Aug 16 2012

The Walking Dead: Doing the Right Thing

SPOILER ALERT: This Article will contain spoilers for the Walking Dead game by TellTale Games

Now that the spoiler alert is out of the way. Holy crap what the ‘F’, they were eating him! Now that, thats out of the way. I can’t wait till episode three of this game. I feel like I am watching a movie that I get to decided what happens (to a certain extend of course). TellTale Games has released two videos showing the stats of the choices made by the players of their games, but what was the right choice? are people still acting ‘good’ in the game, or are they doing what needs to be done to survive… apparently, we haven’t seen nothing yet. hit the jump to read on

Most of the choices made in this game are morally ambiguous, more so in episode two. According to the game creators, they feel that more people are making the ‘right’ choices, even it means endangering themselves or others who are part of their group. I’ll be honest I tried to save David, I did, but when it came down to it, I never cut off his leg to help him escape. It wasn’t the fact that I couldn’t do it, I just felt he would be a hazard to the group, because he can’t walk on his own. Medical attention would be needed, possible supplies would have to be gathered. Call me an asshole but, he was better off dead. That being said, I am part of a small 15% group who apparently did the ‘wrong’ thing. Well according to me it was the ‘right’ thing and I stand by it!

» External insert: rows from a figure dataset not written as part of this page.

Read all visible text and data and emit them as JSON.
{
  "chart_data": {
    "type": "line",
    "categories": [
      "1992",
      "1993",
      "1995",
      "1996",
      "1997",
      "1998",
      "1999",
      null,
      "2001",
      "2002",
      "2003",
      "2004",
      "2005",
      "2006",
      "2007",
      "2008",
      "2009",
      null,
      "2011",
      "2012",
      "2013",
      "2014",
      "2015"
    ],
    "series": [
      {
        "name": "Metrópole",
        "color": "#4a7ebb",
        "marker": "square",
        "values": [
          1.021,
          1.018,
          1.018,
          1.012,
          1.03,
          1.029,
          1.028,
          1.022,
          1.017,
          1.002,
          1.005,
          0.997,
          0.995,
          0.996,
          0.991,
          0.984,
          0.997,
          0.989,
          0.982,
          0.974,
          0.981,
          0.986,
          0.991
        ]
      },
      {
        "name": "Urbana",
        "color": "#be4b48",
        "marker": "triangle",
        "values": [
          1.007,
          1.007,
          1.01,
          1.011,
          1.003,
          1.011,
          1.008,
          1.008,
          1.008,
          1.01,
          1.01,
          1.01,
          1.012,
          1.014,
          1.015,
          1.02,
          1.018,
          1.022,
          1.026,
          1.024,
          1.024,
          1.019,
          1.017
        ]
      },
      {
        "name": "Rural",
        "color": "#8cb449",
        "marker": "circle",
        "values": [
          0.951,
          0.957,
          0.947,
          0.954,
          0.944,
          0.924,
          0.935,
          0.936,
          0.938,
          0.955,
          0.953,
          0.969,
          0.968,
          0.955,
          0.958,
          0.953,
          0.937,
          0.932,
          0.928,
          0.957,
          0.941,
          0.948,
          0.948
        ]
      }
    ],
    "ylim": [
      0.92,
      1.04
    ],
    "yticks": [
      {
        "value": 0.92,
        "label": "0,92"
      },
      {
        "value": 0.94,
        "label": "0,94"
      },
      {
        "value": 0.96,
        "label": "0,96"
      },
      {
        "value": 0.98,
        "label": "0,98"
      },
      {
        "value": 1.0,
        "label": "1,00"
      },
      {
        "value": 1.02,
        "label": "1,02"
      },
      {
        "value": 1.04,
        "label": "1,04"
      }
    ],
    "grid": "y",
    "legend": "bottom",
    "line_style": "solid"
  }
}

Telltale Games senior director of marketing Richard Iggo had this to say:

Some of the stats we’ve seen coming back from player decisions have created a perception that even in dire times – and when faced with no-win situations where each decision is morally grey – the majority of people will try to do the ‘right’ thing if they can, even if there’s really no ‘right’ decision to be made” ”It’s fascinating because even when we offer players a decision where the apparently darker option might make sense from a purely logical point of view, they’ll often try to choose the ‘higher’ ground at personal cost even if that means being put in danger or having a relationship with another character suffer because of it.VentureBeat.com

The biggest and possibly the most ‘judging’ decision made in this game was how long you would punch Andy for. Cinematically the scene is very well done. Your interaction begin with you punching Andy in the face, at this point I’m sure most players felt a little bit engaged at how sick these people were. So there you are, Hulk Smashing his face, when the camera cuts out of first person perspective, and you get a shot of you still smashing his face, but you realize people are watching you; with their judging eyes. According to Iggo, most people stop there, myself included. No one wants to look like a monster, especially not in front of Clementine. (even though she is not real, its funny how your emotions surface in a game).

One stat that really surprised me was that 44% of people left the supplies at the end of the episode. I am sorry people, but are you crazy? There are mouths to feed, and it is not like people are giving you all kinds of hand outs. Remember what happened the last time you thought you were getting a hand out? It just happened moments ago, but i digress….

All I can say is that the game has left me wanting. Which is why I will wrap up this article with another quote from Richard Iggo

In terms of absolute heartbreak in the episodes we’ve seen so far, [Episode 3: Long Road Ahead] takes the crown. You’re really going to have your morals tested right from the opening scenes of the episode, and since the bulk of people who play the game seem to make decisions based on what they would actually do in the situations presented to them, this episode is going to hold up a very dark mirror for a lot of people.

That’s Yo ‘I want more TWD” Garbage!